Life


2017 sci-fi horror movie

Rating: 12/20

Plot: People aboard the International Space Station get themselves a new pet. Note: This might be a film adaptation of the children's picture book of Margaret Wise Brown and Clement Hurd's Goodnight Moon.

In my search for movies to watch with my Bad Movie Club people, I come across rip-offs of Alien all the time. I'm not sure I've seen one that had the budget of this Alien clone. As with the others, this lacks the subtleties that make Alien a work of poetic horror minimalist genius.
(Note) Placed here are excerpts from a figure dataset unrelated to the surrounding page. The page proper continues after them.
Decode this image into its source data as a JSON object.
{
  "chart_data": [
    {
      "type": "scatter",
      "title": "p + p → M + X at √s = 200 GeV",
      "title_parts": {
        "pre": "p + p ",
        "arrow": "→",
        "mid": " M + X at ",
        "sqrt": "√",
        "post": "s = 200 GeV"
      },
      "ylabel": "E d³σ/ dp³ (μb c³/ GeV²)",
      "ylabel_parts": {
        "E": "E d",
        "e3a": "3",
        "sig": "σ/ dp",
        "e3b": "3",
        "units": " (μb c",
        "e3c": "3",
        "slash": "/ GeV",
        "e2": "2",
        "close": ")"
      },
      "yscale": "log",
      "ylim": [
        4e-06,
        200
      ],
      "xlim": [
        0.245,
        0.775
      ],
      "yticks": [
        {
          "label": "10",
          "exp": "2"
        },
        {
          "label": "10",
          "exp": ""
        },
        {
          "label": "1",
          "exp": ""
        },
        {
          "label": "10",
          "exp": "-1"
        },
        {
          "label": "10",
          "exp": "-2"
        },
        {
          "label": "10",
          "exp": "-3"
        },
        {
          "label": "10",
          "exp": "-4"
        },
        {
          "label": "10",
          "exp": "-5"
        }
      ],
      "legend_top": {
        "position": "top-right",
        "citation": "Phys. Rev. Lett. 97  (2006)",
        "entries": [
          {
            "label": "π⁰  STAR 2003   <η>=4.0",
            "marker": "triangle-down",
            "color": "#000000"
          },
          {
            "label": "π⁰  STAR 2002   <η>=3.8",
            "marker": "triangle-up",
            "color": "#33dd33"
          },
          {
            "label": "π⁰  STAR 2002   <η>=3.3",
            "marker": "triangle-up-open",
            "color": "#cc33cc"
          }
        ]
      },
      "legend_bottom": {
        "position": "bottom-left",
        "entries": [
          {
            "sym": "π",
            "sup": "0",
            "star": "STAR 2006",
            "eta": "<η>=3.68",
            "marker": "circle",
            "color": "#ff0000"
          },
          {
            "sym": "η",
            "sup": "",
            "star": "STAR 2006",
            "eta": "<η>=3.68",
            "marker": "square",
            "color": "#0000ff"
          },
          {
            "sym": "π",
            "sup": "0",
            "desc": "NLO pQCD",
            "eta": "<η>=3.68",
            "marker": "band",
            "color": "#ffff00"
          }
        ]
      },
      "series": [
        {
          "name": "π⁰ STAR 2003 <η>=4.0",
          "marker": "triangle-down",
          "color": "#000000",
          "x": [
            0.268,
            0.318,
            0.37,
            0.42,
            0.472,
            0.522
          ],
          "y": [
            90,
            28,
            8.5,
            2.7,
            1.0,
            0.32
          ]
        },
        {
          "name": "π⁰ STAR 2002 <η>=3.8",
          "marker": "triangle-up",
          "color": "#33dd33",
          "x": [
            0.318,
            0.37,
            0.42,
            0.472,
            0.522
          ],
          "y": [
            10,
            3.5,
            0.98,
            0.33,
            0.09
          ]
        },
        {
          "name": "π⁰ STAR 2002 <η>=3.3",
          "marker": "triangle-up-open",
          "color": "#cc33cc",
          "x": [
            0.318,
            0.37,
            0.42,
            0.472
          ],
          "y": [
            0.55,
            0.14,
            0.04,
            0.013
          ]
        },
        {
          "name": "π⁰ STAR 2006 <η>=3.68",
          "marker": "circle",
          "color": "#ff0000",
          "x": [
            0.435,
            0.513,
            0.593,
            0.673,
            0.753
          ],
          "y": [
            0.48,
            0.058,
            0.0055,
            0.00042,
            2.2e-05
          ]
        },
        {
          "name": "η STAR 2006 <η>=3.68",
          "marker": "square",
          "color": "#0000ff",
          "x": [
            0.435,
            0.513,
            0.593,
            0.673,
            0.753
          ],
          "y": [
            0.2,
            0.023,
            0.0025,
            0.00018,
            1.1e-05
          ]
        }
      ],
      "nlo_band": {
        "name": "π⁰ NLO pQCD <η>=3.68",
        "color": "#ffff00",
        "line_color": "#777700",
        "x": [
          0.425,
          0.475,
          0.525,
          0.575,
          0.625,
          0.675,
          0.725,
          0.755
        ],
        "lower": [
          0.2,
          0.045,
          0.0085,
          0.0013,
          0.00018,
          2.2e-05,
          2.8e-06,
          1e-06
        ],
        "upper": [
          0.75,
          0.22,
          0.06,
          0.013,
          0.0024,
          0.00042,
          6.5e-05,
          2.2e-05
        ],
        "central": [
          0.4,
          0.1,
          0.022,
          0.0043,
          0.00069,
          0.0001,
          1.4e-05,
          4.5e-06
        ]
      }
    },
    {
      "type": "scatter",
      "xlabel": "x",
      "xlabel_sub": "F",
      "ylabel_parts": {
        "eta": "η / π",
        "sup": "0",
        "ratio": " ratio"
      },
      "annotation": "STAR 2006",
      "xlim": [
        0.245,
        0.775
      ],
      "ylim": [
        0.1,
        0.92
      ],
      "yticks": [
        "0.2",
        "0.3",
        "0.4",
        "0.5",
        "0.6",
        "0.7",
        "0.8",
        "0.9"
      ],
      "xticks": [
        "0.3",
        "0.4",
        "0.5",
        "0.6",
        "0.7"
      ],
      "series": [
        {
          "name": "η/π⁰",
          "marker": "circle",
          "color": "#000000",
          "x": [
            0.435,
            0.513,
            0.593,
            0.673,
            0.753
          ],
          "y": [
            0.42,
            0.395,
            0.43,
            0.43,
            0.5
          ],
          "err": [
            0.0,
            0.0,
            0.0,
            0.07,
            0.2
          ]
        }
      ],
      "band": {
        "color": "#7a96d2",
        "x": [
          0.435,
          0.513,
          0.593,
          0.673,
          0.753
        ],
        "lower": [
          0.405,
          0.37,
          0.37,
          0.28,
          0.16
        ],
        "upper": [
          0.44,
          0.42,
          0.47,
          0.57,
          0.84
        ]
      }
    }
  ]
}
There are a lot of characters, and the makers of this found actors to play them. They should have just gone with special effects though because there's not much done to flesh out any of them. Sure, they reveal that one of them becomes a father. One of them is brave and sarcastic. One of them waxes poetically about how he prefers being in space over being back home. One of them is a Russian woman named Ekaterina. There's an effort to make the audience care about these people, but the special effects and action sequences overwhelm anything remotely human in the story, and the whole thing just leaves you cold.

One of the Hollywood Ryans is in this. For this movie, it's the Ryan who spends movies yucking it up. Here, whichever Ryan it is yucks it up in space. Jake Gyllenhaal is in there acting all astronaut-y. I don't know who any of these other people are. It doesn't matter because once you know this is an Alien knock-off, you know most of them (or none of them) won't be around to see the closing credits anyway.

I'm not sure what movie magic was used to make the actors and actresses float around like they do in this, but my guess is pixie dust. The opening five minutes or so shows off the ISS and the humans inhabiting it with a continuous shot of them floating around while one of them yucks it up. It's an impressive start, really simulating that weightlessness for the viewer. There are a few nice moments--zero-gravity blood spurts, a jacked-up hand--but this unfortunately starts to get redundant, rerunning the same sort of ideas over and over again with a slightly-larger variations of the undulating monster. The ending would have nearly redeemed it, but the twists created by cheap editing tricks annoyed me more than anything else.

The reading of Goodnight Moon with dramatic music was not a high point.